The percentage of employees with less than good health increases with each additional negative job aspect. The proportion reporting poor or fair health with no negative job aspects is 8.8%. For one negative job aspect it is 14.5%; for two it is 19.9%; and for three or more it is 32.2%.

It is unlikely that this relationship can be explained simply by the age composition of each group, as younger employees are more likely to experience low-quality work on these measures.

Jobs with multiple negative aspects are associated with worse health. This suggests that any strategy to improve job quality should focus on raising the standards of the ‘worst’ jobs with multiple negative aspects.

This indicator adapts and builds on measures used by Chandola and Zhang and is based on available data from the University of Essex Understanding Society survey.

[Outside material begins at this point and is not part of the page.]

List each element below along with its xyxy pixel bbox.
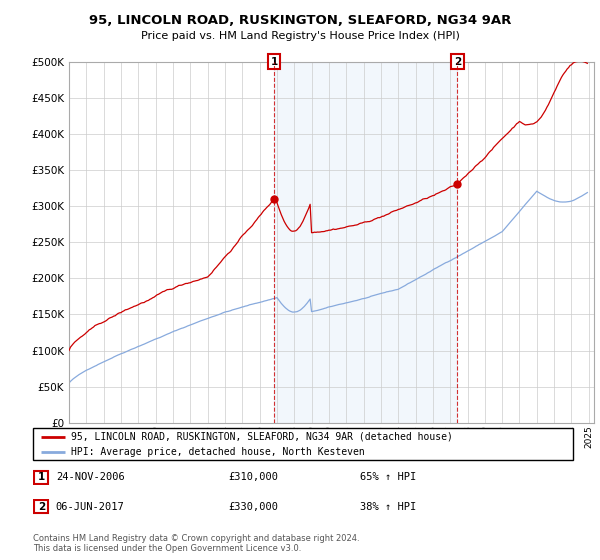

Aspects of low-quality work are measured as follows:

  • low job satisfaction – employees who report feeling somewhat, mostly or completely dissatisfied with their job 
  • low job autonomy – across five dimensions of job autonomy, an average score indicating little to no autonomy
  • low job wellbeing – across six measures of emotional perceptions of jobs (whether it inspires feelings of tension, unease, worry, depression, gloom or misery), an average score indicating these feelings most or all the time
  • low job security – perception that job loss is either likely or very likely in the next 12 months 
  • low pay – earnings are below two-thirds of UK hourly median pay. The questions are asked of employees only aged 18–55 (self-employed people are excluded) and are specific to each job they hold.